I have the latest version of ChronoForms & Joomla. I have a problem where if a user types in all their information on their browser, and hits the back or forward button and comes back to the form page they will lose all the data entry they have typed. I have tested this on IE8, firefox 3.5, and latest version of opera and this problem occurs on all of them. I have cache enabled in my global configuration and I still have this issue.
If anyone can give me any suggestions, I would appreciate it.
Hi jebediah,
That's more or less how browsers work. Not all of them will keep the data if you leave the page (though I seem to recall that FireFox does sometimes). You could add a message suggesting that that stay on the page until they hit the submit button?
If you turn on "Republish fields if error occured" in the Form General Tab then ChronoForms will republish the data when it can - but this may not include leaving the page and returning.
Bob
Thank you for your response. It's odd because usually in other forms, order forms, contact us forms you can hit back and come back and the data is still there. I'll put that verbiage there then warning users their data will get lost😟. Appreciate your assistance.

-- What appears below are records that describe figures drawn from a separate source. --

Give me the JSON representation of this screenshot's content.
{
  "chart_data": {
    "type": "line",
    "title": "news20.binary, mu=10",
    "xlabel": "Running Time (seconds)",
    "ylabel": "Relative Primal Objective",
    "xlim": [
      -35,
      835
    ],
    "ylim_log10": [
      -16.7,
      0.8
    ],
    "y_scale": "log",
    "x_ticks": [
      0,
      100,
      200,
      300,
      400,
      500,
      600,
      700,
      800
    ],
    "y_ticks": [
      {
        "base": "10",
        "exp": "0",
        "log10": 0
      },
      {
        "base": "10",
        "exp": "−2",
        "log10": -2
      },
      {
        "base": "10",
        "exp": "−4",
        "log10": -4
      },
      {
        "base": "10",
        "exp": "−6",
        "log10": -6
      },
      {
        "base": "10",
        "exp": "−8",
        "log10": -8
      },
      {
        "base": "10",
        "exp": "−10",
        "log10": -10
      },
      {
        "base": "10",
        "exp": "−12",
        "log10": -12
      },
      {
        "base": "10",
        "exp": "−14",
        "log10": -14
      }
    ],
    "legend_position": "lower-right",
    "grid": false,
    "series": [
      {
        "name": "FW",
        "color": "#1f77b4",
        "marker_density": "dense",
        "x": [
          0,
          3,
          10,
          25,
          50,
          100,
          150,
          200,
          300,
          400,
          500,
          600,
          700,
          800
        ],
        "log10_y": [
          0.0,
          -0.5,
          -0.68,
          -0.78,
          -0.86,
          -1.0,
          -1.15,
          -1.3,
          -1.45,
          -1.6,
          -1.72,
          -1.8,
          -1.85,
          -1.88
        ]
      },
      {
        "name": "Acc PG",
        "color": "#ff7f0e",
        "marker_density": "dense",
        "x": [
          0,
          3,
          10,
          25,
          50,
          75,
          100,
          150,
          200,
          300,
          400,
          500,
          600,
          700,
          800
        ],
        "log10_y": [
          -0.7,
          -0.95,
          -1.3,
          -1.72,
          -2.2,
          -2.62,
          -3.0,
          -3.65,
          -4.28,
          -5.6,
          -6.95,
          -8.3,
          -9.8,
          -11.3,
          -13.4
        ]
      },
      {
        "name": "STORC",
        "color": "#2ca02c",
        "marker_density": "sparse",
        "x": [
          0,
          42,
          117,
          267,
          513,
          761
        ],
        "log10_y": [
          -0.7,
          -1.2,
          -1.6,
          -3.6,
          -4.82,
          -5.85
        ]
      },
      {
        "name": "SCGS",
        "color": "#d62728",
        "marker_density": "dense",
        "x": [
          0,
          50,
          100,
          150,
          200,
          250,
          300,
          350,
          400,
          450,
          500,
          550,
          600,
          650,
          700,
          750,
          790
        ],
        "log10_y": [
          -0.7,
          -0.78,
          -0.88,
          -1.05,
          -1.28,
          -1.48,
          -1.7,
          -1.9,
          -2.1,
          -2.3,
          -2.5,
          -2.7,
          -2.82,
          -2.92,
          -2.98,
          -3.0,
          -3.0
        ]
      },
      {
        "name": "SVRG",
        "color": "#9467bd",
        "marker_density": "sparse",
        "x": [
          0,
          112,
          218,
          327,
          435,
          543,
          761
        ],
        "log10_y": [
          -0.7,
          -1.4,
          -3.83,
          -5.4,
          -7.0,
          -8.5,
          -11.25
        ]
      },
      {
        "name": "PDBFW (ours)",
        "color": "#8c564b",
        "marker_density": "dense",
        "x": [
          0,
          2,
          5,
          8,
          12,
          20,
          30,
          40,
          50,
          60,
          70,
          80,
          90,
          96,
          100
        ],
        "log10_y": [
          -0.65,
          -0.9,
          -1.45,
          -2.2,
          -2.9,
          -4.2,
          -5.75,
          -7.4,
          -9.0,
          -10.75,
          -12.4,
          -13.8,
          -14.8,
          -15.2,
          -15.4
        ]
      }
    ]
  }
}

That makes sense nml375. I know in Joomla Configuration you can enable cache, but in my case that did no good. I wonder if there is a way to alter the settings so it keeps everything in cache. If so, then that would be one huge headache out of the way for a lot of users who utilize chronoforms for their visitors.
Would this be called header.php? Any idea where I can find it to modify the settings?
nml375, thank you so much. Your code worked and I personally think this code should be applied to future versions of chronoforms as it would prove very beneficial and convenient.
Hi Stephen & Bob,
There's indeed a flaw in my previous post, I'll update that as soon as I'm done with this.
The getExpire() method may not be called as a class-method, but only as an instance-method. Thus, the proper call should be $session->getExpire() (in addition to calling the JFactory::getSession() method as described by Bob).